Direnme kararı incelenmek üzere, Hukuk Genel Kuruluna gönderilmiş ise de 24/11/2016 tarihinde kabul edilen 6763 tarihli Kanunla, 6100 sayılı Hukuk Muhakemesi Kanununa eklenen Geçici 4. maddenin ikinci fıkrası uyarınca, direnme kararı incelenmek üzere Dairemize gönderilmiştir.
Direnme kararının Dairemizce incelenmesi üzerine, mahkemece denetlemeye uygun bir karar verilmediği, anlaşılmakla hükmün aşağıda yazılı nedenlerle bozulması gerekmiştir. Şöyleki;
6100 sayılı HMK’nun “Hüküm, hükmün verilmesi ve tefhimi” başlıklı 294. maddesinde açıklandığı üzere mahkeme, usule veya esasa ilişkin bir nihai kararla davayı sona erdirir. Yargılama sonunda uyuşmazlığın esası hakkında verilen nihai karar, hükümdür. Hüküm, yargılamanın sona erdiği duruşmada verilir ve tefhim olunur.

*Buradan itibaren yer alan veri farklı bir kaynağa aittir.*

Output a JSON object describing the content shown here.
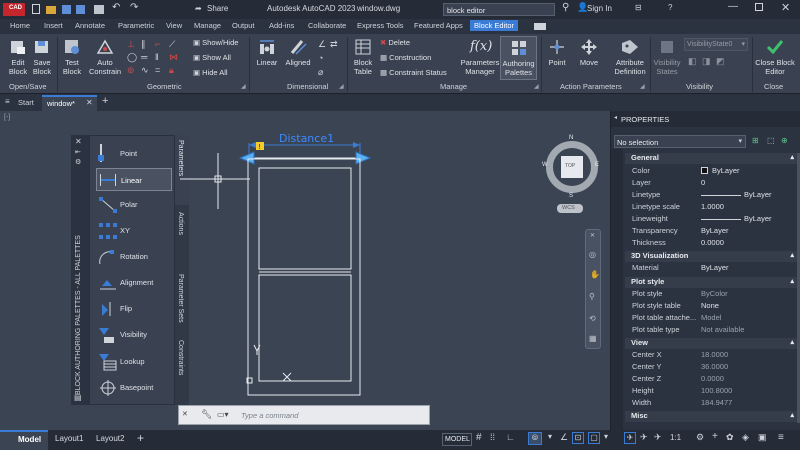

Aynı yasanın “Hükmün kapsamı” başlıklı 297. maddesi gereğince hükmün sonuç kısmında, gerekçeye ait herhangi bir söz tekrar edilmeksizin, taleplerden her biri hakkında verilen hükümle, taraflara yüklenen borç ve tanınan hakların, sıra numarası altında; açık, şüphe ve tereddüt uyandırmayacak şekilde gösterilmesi gereklidir.
“Hükmün yazılması” başlıklı 298. maddesi gereğince de gerekçeli karar, tefhim edilen hüküm sonucuna aykırı olamaz.
Temyiz edilen gerekçeli kararın tefhim edilen hüküm sonucuna aykırı olduğu görülmüştür.
10.04.1992 tarihli ve 1991/7-1992/4 sayılı Yargıtay İçtihadı Birleştirme Büyük Genel Kurulu Kararında kısa kararla gerekçeli kararın çelişkili
bulunmasının bozma nedeni oluşturacağı, bozmadan sonra mahkemenin önceki kısa kararla bağlı olmaksızın çelişkiyi kaldırmak kaydı ile vicdani kanaatine göre karar verebileceği öngörülmüştür.
Bu itibarla gerekçeli karar ile hüküm sonucunun çelişkili olması doğru görülmemiş, hükmün bu sebeple bozulması gerekmiştir.
SONUÇ: Mahkemece verilen direnme hükmünün yukarıda yazılı nedenlerle DEĞİŞİK gerekçeyle BOZULMASINA, bozma nedenine göre sair hususların şimdilik incelenmesine yer olmadığına, peşin yatırılan harcın istek halinde yatırana iadesine, 09.03.2017 tarihinde oybirliği ile karar verildi.